In my opinion it’s fun and constructive to know each kind of hints of music that you can produce with your instrument. It’s an opportunity to play in a different way the violin, considered to be essentially classic. It is obviously a matter of personal musical tastes.
On your website you wrote: ‘the ‘illiterate’ art [by Filippo Biagioli]made me think over the universal power of art and the need of each art to link with the other forms of art to magnify its strength’. How do you live the relationship with the other arts?
Filippo Biagioli is an artist I regard with esteem and respect a lot. I live the connection to the other arts very well. A ‘creative connection’ with other artists makes an explosion of ideas. It’s fantastic to exchange points of view and having a mutual enrichment. This kind of exchange makes us grow both as human beings and as artists. Each artist has different incentives to ‘make real what he/she feels’. Great things can grow from the union of ideas among several artists.
Essere, your new album, has been launched today, 15th July 2014. Tell us something about this collection. How was the project born?
Essere [in English ‘to be’]is an evocative word with several sides and reflects the matter that this album represents the essence of my music. I’d like to ‘join hands’ with the listeners through the 12 pieces to let them know my path of composition: from the first song to the last one. Among the 12 pieces there are 6 dialogues for violin and piano, the last pieces I wrote; I turned out all my feelings, good and bad ones. There is a true dialogue between these two instruments, none of them dominates.
The project was born last Summer, while I was composing my first dialogues. I wanted to collect most of the pieces for violin and piano, I had written, in an album. At the same time I was thinking very much about music and its purposes. I realized that music is free by the author, it belongs to everyone and for this reason it has to be independent and autonomous.
So I decided to undertake a new way of producing my music: crowdfunding. I consider it an innovative system, very useful for people who want to participate in an artistic project.
You have been teaching at several schools since 2004, at the beginning in Friuli Venezia Giulia and later in Rome. At the moment you are a teacher at: I.E.E.M. – riEvoluzione Musicale (Ladispoli), Accademia Nomos (Roma), Accademia Musicale Europea M.A.N.T. (Roma) and Musictime (Ciampino). You spread your love for music to your pupils, who pay you back with enthusiasm for it. You said: ‘Teaching is extraordinary, it’s a mutual enrichment: each pupil gives you something and you can give something of you to him/her’. Would you like to send a message to our readers who want to study music through this marvelous instrument, the violin?
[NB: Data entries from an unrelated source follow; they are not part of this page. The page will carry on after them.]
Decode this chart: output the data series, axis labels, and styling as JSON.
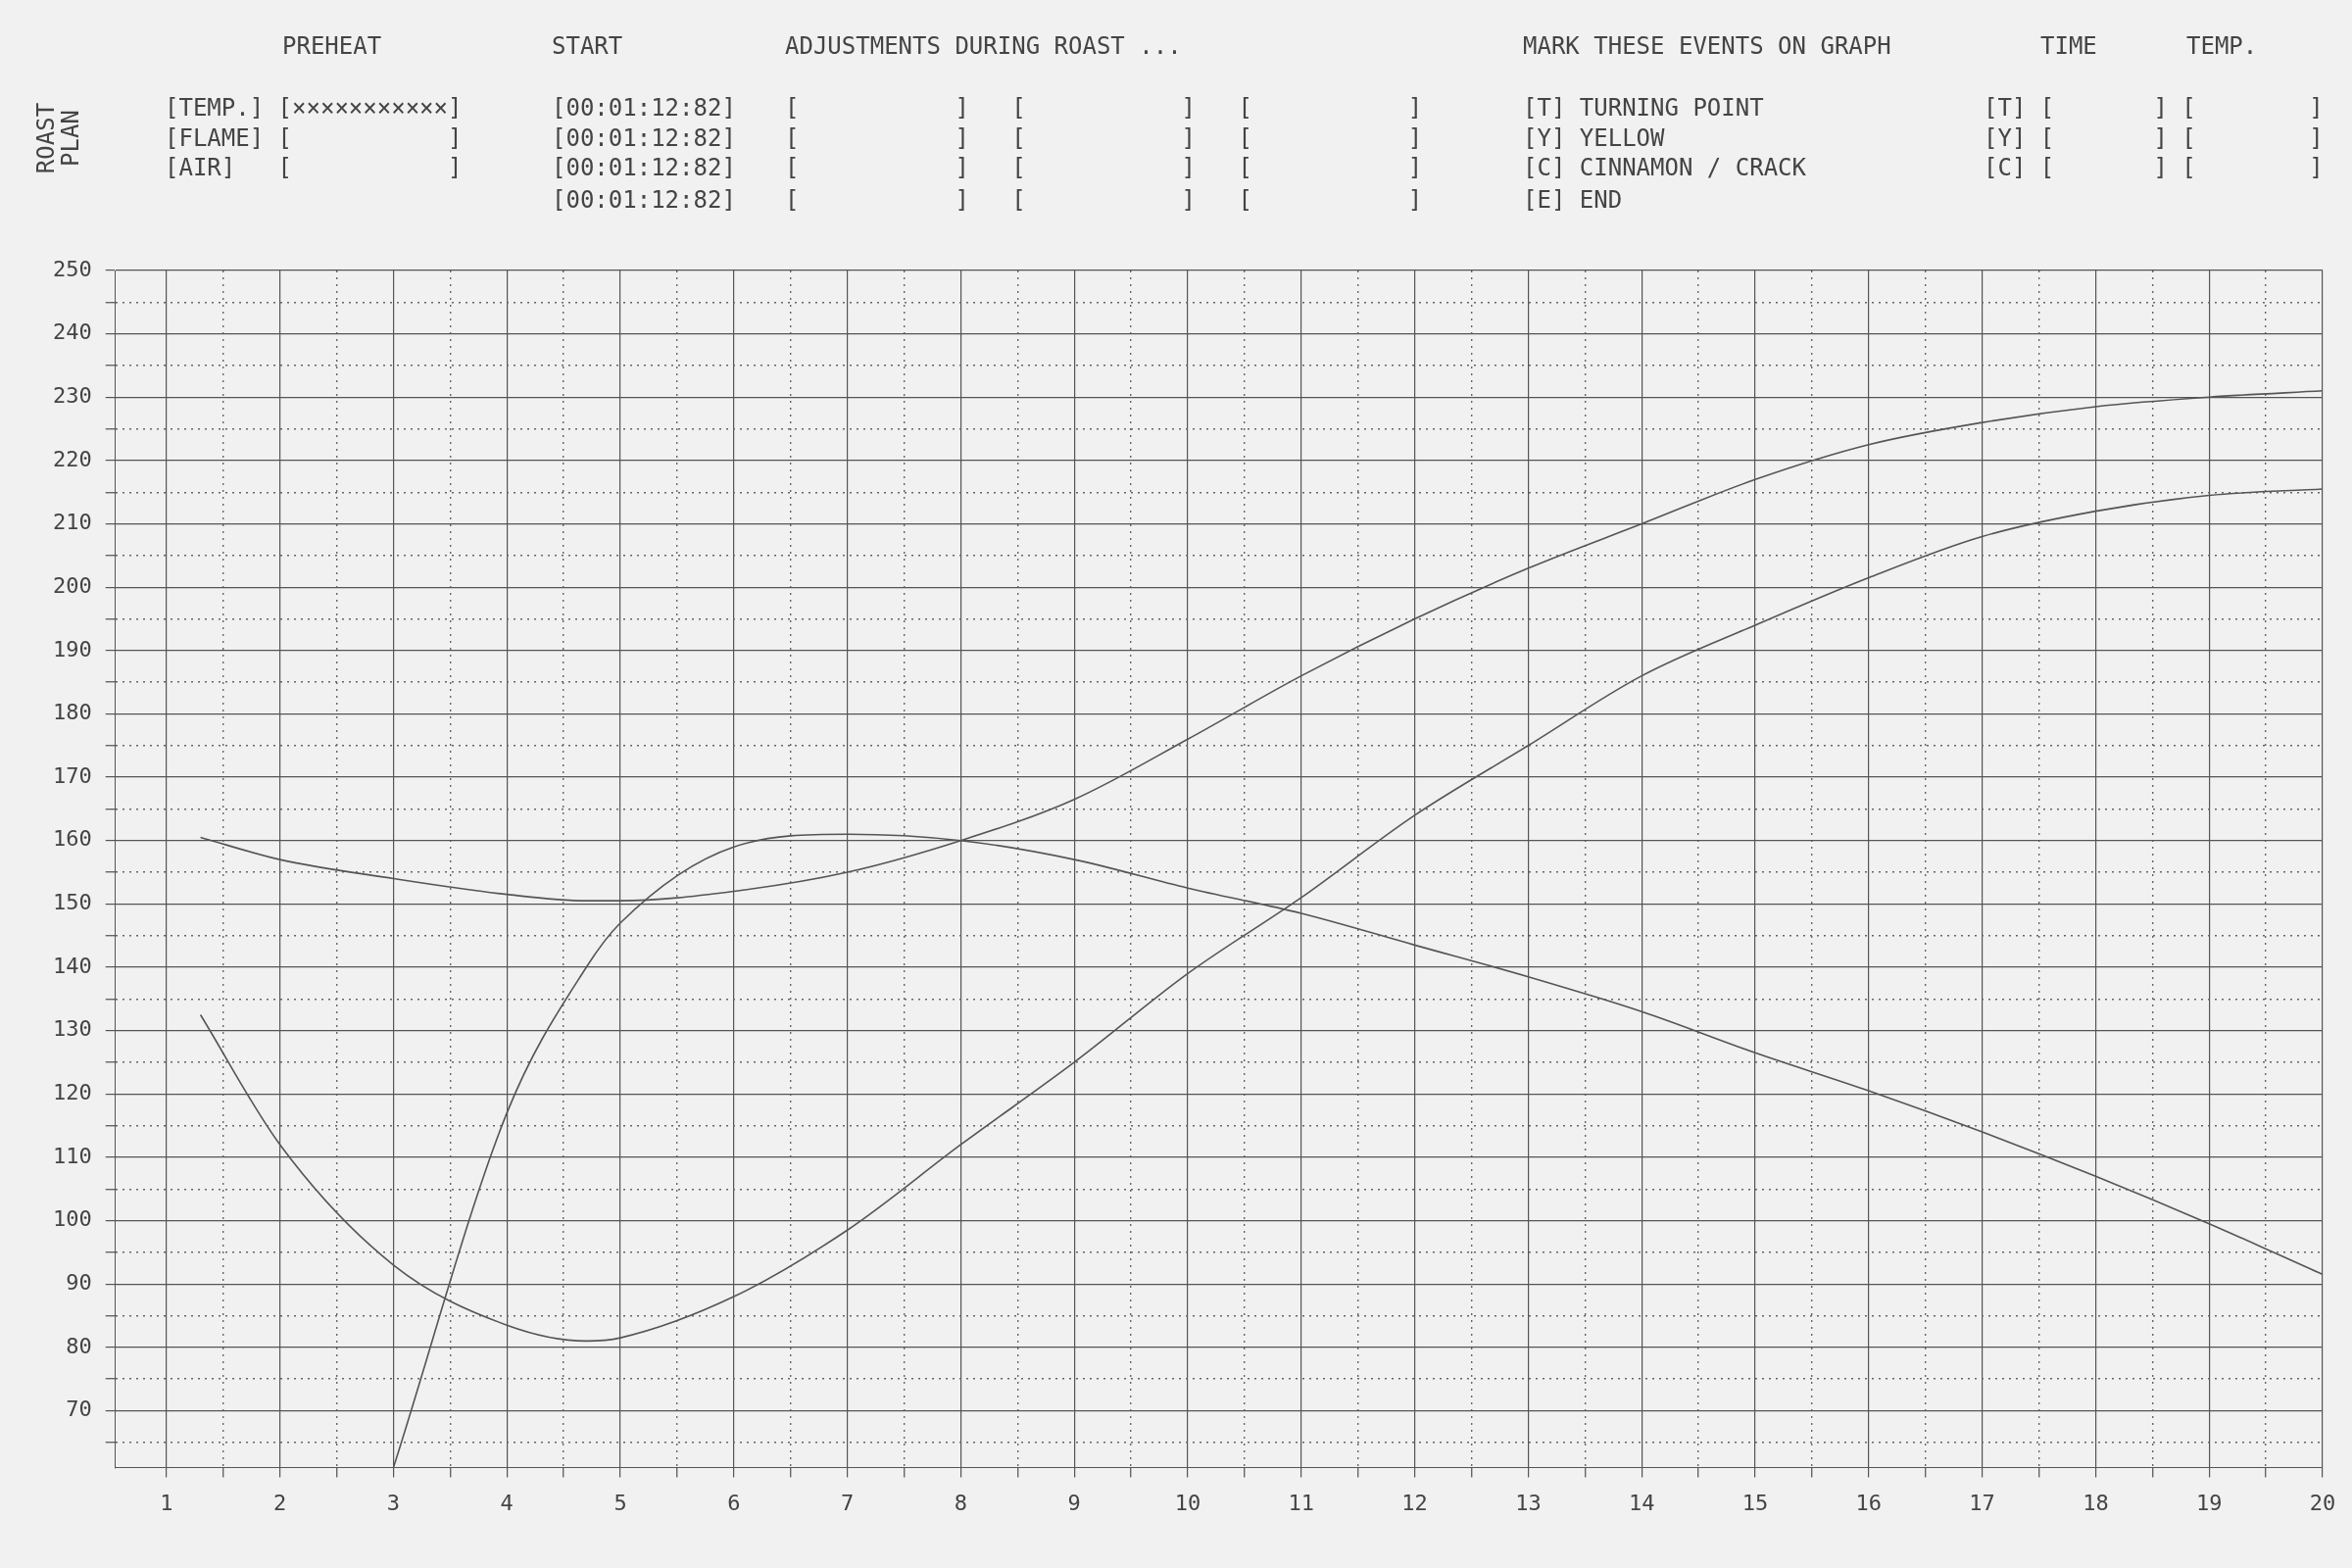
{
  "chart_data": {
    "type": "line",
    "annotations": [
      "ROAST PLAN",
      "PREHEAT",
      "START",
      "ADJUSTMENTS DURING ROAST ...",
      "MARK THESE EVENTS ON GRAPH",
      "TIME",
      "TEMP.",
      "[TEMP.] [×××××××××××]",
      "[FLAME] [           ]",
      "[AIR]   [           ]",
      "[00:01:12:82]",
      "[00:01:12:82]",
      "[00:01:12:82]",
      "[00:01:12:82]",
      "[           ]   [           ]   [           ]",
      "[           ]   [           ]   [           ]",
      "[           ]   [           ]   [           ]",
      "[           ]   [           ]   [           ]",
      "[T] TURNING POINT",
      "[Y] YELLOW",
      "[C] CINNAMON / CRACK",
      "[E] END",
      "[T] [       ] [        ]",
      "[Y] [       ] [        ]",
      "[C] [       ] [        ]"
    ],
    "x": [
      1.3,
      2,
      3,
      4,
      4.7,
      5,
      6,
      7,
      8,
      9,
      10,
      11,
      12,
      13,
      14,
      15,
      16,
      17,
      18,
      19,
      20
    ],
    "series": [
      {
        "color": "#555555",
        "values": [
          160.5,
          157,
          154,
          151.5,
          150.5,
          150.5,
          152,
          155,
          160,
          166.5,
          176,
          186,
          195,
          203,
          210,
          217,
          222.5,
          226,
          228.5,
          230,
          231
        ]
      },
      {
        "color": "#555555",
        "values": [
          132.5,
          112,
          93,
          83.5,
          81,
          81.5,
          88,
          98.5,
          112,
          125,
          139,
          151,
          164,
          175,
          186,
          194,
          201.5,
          208,
          212,
          214.5,
          215.5
        ]
      },
      {
        "color": "#555555",
        "values": [
          null,
          null,
          61,
          117,
          140,
          147,
          159,
          161,
          160,
          157,
          152.5,
          148.5,
          143.5,
          138.5,
          133,
          126.5,
          120.5,
          114,
          107,
          99.5,
          91.5
        ]
      }
    ],
    "xlim": [
      0.55,
      20
    ],
    "xticks": [
      1,
      {
        "value": 1.5,
        "label": null
      },
      2,
      {
        "value": 2.5,
        "label": null
      },
      3,
      {
        "value": 3.5,
        "label": null
      },
      4,
      {
        "value": 4.5,
        "label": null
      },
      5,
      {
        "value": 5.5,
        "label": null
      },
      6,
      {
        "value": 6.5,
        "label": null
      },
      7,
      {
        "value": 7.5,
        "label": null
      },
      8,
      {
        "value": 8.5,
        "label": null
      },
      9,
      {
        "value": 9.5,
        "label": null
      },
      10,
      {
        "value": 10.5,
        "label": null
      },
      11,
      {
        "value": 11.5,
        "label": null
      },
      12,
      {
        "value": 12.5,
        "label": null
      },
      13,
      {
        "value": 13.5,
        "label": null
      },
      14,
      {
        "value": 14.5,
        "label": null
      },
      15,
      {
        "value": 15.5,
        "label": null
      },
      16,
      {
        "value": 16.5,
        "label": null
      },
      17,
      {
        "value": 17.5,
        "label": null
      },
      18,
      {
        "value": 18.5,
        "label": null
      },
      19,
      {
        "value": 19.5,
        "label": null
      },
      20
    ],
    "ylim": [
      61,
      250
    ],
    "yticks": [
      {
        "value": 65,
        "label": null
      },
      70,
      {
        "value": 75,
        "label": null
      },
      80,
      {
        "value": 85,
        "label": null
      },
      90,
      {
        "value": 95,
        "label": null
      },
      100,
      {
        "value": 105,
        "label": null
      },
      110,
      {
        "value": 115,
        "label": null
      },
      120,
      {
        "value": 125,
        "label": null
      },
      130,
      {
        "value": 135,
        "label": null
      },
      140,
      {
        "value": 145,
        "label": null
      },
      150,
      {
        "value": 155,
        "label": null
      },
      160,
      {
        "value": 165,
        "label": null
      },
      170,
      {
        "value": 175,
        "label": null
      },
      180,
      {
        "value": 185,
        "label": null
      },
      190,
      {
        "value": 195,
        "label": null
      },
      200,
      {
        "value": 205,
        "label": null
      },
      210,
      {
        "value": 215,
        "label": null
      },
      220,
      {
        "value": 225,
        "label": null
      },
      230,
      {
        "value": 235,
        "label": null
      },
      240,
      {
        "value": 245,
        "label": null
      },
      250
    ],
    "grid": true,
    "legend": false,
    "marker": "none",
    "line_style": "solid"
  }
}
I teach at several schools of music. I give something to my students and they leave something of them in me. It’s fantastic to follow students and see them grow musically, they are hungry for knowledge and passion. I feel fine to know that a part of it is also thanks to me.
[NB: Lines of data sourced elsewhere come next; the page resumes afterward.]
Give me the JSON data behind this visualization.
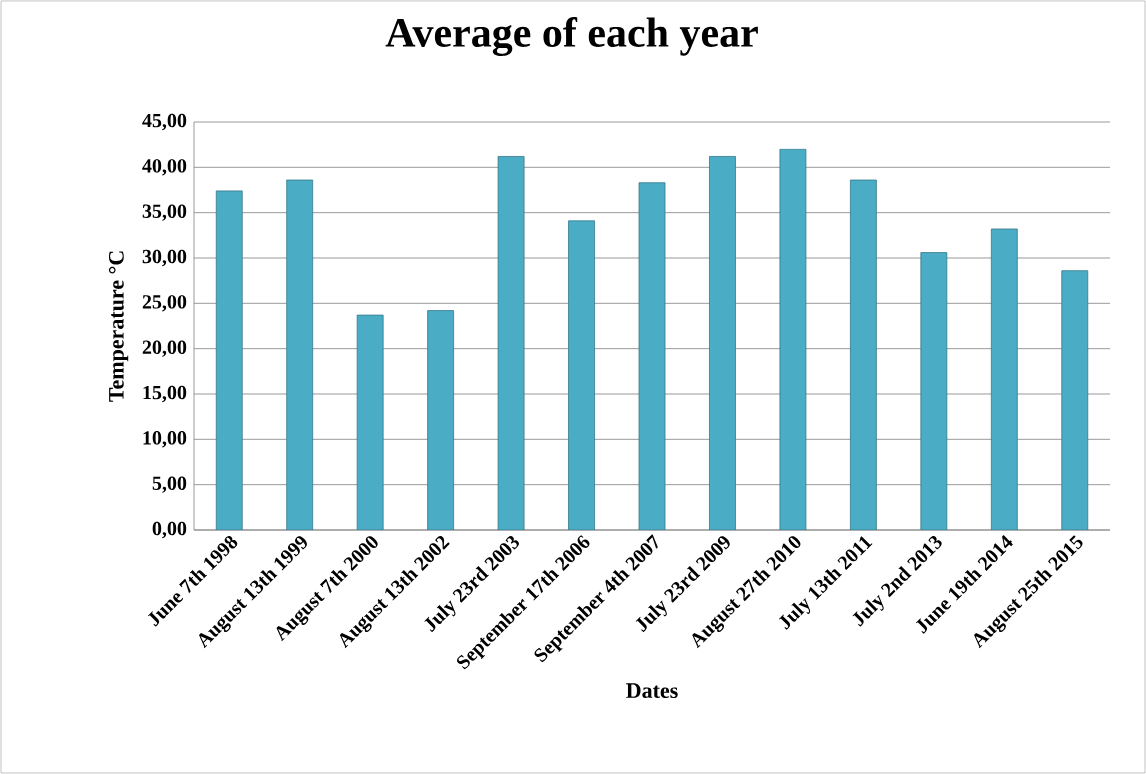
{
  "chart_data": {
    "type": "bar",
    "title": "Average of each year",
    "xlabel": "Dates",
    "ylabel": "Temperature °C",
    "categories": [
      "June 7th 1998",
      "August 13th 1999",
      "August 7th 2000",
      "August 13th 2002",
      "July 23rd 2003",
      "September 17th 2006",
      "September 4th 2007",
      "July 23rd 2009",
      "August 27th 2010",
      "July 13th 2011",
      "July 2nd 2013",
      "June 19th 2014",
      "August 25th 2015"
    ],
    "values": [
      37.4,
      38.6,
      23.7,
      24.2,
      41.2,
      34.1,
      38.3,
      41.2,
      42.0,
      38.6,
      30.6,
      33.2,
      28.6
    ],
    "color": "#4bacc6",
    "ylim": [
      0,
      45
    ],
    "yticks": [
      {
        "value": 0,
        "label": "0,00"
      },
      {
        "value": 5,
        "label": "5,00"
      },
      {
        "value": 10,
        "label": "10,00"
      },
      {
        "value": 15,
        "label": "15,00"
      },
      {
        "value": 20,
        "label": "20,00"
      },
      {
        "value": 25,
        "label": "25,00"
      },
      {
        "value": 30,
        "label": "30,00"
      },
      {
        "value": 35,
        "label": "35,00"
      },
      {
        "value": 40,
        "label": "40,00"
      },
      {
        "value": 45,
        "label": "45,00"
      }
    ],
    "grid": "y"
  }
}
Of course, as far as I am concerned, the violin is a marvelous instrument. In general I have to say to the readers that playing music is the most beautiful thing to do: it fills the soul and the listeners are carried away.
Never mind the instrument you play, where and when, the importance is to play music!
I thank you very much also on behalf of Music Wall for the interview and for the strong feelings you give us with your music.